Paul Todd / Volvo Ocean Race
Mükemmel tasarım ve teknoloji ürünü 70 ayaklık (21,5 metre ediyor) Volvo Open 70 tekneler işin bir ucu. 40 knot’lık (knot yazılır “nat” okunur, mil/saat karşılığı hız birimi, anımsatalım: 1 deniz mili de 1.852 m) rüzgarlarla başa çıkıp 24 saat ortalama 25 knot’lık hız tutturabilen bu zarif ve güçlü tek gövdeliler, dokuz aylık yarışta, zorlu güney okyanuslarında 40.000 mil üzerinde yol gidecekler. Tekne, hem zayıf hem de kuvvetli rüzgarlarda, rüzgaraltına ve rüzgarüstüne, yüksek hızla seyredebilecek bir arma ve yelken tasarımına sahip. Dar apaz seyirde rüzgar hızının üzerinde seyretmek mümkün! Teknenin oynar salmaları sayesinde şaşkınlık veren açılarda denge ve performansı en üst düzeye çıkararak seyir yapılabiliyor. Bu bilgilere bakınca hemen tüm önemli tek gövdeli hız rekorlarının Volvo Open 70’ın elinde olmasına şaşmamak gerekli.
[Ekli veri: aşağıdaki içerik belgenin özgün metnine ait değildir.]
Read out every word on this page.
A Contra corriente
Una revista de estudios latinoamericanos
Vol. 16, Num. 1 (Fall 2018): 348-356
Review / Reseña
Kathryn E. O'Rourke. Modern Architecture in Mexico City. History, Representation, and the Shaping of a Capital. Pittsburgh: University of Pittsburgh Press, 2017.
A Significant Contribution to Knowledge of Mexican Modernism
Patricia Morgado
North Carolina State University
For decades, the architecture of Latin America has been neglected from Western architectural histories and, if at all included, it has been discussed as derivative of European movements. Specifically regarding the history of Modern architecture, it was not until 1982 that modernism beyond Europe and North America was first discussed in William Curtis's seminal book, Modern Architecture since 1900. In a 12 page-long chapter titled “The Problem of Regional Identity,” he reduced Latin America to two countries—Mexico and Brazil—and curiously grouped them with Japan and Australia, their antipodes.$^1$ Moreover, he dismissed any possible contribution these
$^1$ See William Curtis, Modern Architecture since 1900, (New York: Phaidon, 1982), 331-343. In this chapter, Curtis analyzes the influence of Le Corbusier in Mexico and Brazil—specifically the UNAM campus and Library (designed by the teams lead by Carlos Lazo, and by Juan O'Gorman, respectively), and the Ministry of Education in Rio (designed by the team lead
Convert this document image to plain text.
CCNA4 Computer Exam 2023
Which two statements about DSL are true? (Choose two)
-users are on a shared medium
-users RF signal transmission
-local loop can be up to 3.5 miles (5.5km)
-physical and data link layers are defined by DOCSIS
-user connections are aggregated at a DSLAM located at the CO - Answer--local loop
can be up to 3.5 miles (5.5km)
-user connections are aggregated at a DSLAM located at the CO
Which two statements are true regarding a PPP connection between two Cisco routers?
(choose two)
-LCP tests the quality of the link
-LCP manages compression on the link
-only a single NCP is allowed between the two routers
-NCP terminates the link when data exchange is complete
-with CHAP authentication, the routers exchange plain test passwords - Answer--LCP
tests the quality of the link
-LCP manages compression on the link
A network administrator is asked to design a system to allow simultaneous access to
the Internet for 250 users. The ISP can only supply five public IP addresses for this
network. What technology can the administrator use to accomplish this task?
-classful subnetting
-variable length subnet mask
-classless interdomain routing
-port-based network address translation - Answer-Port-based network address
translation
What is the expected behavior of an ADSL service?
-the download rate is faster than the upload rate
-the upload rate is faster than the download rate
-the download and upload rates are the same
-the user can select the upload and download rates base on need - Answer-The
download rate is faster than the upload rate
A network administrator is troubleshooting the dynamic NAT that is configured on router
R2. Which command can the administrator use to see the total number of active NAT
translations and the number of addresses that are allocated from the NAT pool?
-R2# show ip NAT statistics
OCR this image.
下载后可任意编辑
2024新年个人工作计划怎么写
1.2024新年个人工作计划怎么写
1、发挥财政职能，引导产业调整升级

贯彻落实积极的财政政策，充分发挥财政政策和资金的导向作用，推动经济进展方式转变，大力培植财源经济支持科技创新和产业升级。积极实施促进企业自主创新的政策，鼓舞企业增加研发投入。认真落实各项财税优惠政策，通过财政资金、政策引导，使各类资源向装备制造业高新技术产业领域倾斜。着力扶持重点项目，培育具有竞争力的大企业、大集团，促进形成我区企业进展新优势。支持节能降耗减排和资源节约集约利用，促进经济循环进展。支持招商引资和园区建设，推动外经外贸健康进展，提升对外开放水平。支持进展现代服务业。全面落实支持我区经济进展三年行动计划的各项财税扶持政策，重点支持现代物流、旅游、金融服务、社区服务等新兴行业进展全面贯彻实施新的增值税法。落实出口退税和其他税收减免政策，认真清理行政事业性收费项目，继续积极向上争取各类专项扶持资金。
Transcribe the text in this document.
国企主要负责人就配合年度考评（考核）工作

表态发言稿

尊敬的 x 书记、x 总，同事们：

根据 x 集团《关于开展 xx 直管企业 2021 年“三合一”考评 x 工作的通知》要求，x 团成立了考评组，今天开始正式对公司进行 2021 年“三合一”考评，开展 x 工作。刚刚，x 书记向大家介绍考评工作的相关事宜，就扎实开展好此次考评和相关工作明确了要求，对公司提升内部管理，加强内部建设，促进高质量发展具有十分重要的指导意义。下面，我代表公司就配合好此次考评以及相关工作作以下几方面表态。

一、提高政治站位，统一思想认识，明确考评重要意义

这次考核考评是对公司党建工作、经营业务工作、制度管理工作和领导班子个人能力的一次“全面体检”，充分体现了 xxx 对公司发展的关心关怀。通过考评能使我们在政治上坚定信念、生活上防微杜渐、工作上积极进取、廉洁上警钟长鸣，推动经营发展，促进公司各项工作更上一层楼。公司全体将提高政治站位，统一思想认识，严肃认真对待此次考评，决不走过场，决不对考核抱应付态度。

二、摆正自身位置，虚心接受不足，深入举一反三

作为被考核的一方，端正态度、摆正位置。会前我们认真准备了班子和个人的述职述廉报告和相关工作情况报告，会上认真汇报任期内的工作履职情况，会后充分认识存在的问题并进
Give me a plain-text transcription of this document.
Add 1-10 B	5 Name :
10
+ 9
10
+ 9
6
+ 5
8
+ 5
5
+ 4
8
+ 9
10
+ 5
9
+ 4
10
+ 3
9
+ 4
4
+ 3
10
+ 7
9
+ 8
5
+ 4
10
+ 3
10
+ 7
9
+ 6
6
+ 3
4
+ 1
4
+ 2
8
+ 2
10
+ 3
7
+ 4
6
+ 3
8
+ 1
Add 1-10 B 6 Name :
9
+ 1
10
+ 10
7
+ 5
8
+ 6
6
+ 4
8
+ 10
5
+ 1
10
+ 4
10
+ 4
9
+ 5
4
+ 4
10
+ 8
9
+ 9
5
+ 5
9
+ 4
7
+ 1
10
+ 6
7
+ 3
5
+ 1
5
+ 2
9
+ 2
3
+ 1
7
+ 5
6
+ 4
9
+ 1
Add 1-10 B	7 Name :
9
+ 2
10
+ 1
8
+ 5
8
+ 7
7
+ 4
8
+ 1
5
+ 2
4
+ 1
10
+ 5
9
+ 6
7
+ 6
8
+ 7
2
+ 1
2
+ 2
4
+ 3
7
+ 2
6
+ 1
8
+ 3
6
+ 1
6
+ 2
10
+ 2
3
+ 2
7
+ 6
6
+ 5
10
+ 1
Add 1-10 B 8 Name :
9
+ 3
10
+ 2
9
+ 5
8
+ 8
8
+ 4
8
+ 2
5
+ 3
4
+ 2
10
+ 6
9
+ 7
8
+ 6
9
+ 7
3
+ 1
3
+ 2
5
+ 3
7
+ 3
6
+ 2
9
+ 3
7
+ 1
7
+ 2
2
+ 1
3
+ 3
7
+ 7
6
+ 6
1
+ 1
Yann Riou/Groupama Sailing Team/Volvo Ocean Race
İkinci unsur ekip. 11 kişiden oluşuyor bir Volvo Ocean Race ekibi: Skipper (dümenci yani), navigator (yani seyirci), 4 havuzluk trimci (arka havuzlukta yelken ayarlarını yapan abiler), 2 başüstü (en önde dalgalarla boğuşan, ön yelkenlerle uğraşan adamlar), takımdan takıma değişen 2 muhtelif işlerci (trimci ya da taktisyen ya da nöbetçi kaptan) ve MCM (yani Media Crew Member, yani Mürettebat Muhabiri). Ekibin her bir etapta 20 gün civarında okyanus seyri yapacağı düşünüldüğünde bu elemanların pek çok işi daha yapması gerekiyor: İki kişinin uygun tıbbi eğitimi var, acil müdahaleler tekneden yapılıyor; bir yelken tamircisi var; bir de ustabaşı mekanikçi, teknenin acil ve ufak tamirlerini de ekip yapıyor. MCM fotoğrafçı, kameraman, editör, yönetmen, muhabir, sosya ağ elemanı olmanın yanında ahçı ve bulaşıkçı da… Gerçi pişirme işi donmuş kuru hazır yemeklere sıcak su eklemek kadar basit, ama bunu 24 saat çalışan ekip için ve her türlü seyir koşulunda yapmak gerekince işler çetrefilleşiyor. Teknedeki koşullar hayli zorlayıcı: Sıcaklıklar -5 ile 40 derece arasında değişiyor, dalgalı seyirde tüm hatch’ler (kabin pencereleri) kapatılıyor ve kimi zaman kabin dayanılmaz bir hal alıyor, 24 saat boyunca birilerinin güvertede olması gerekiyor, rahatsız ranzalar dönüşümlü olarak kullanılıyor, herkesin yalnızca iki takım yelken kıyafeti var, vesaire. Tabii dev dalgalar arasında, tipiye varan fırtınalarda, sürekli ıslak bir şekilde dümen tutmak, yelken toplamak ve trim yapmak da var, hatta yarış zaten bu! Ekibin tüm elemanlarının bedenen ve ruhen sağlam olmaları ve aylar boyunca sağlam kalmaları şart. Ekibin gerçekten bir takım olması, birlikte hareket etmesi yaşamsal önemde…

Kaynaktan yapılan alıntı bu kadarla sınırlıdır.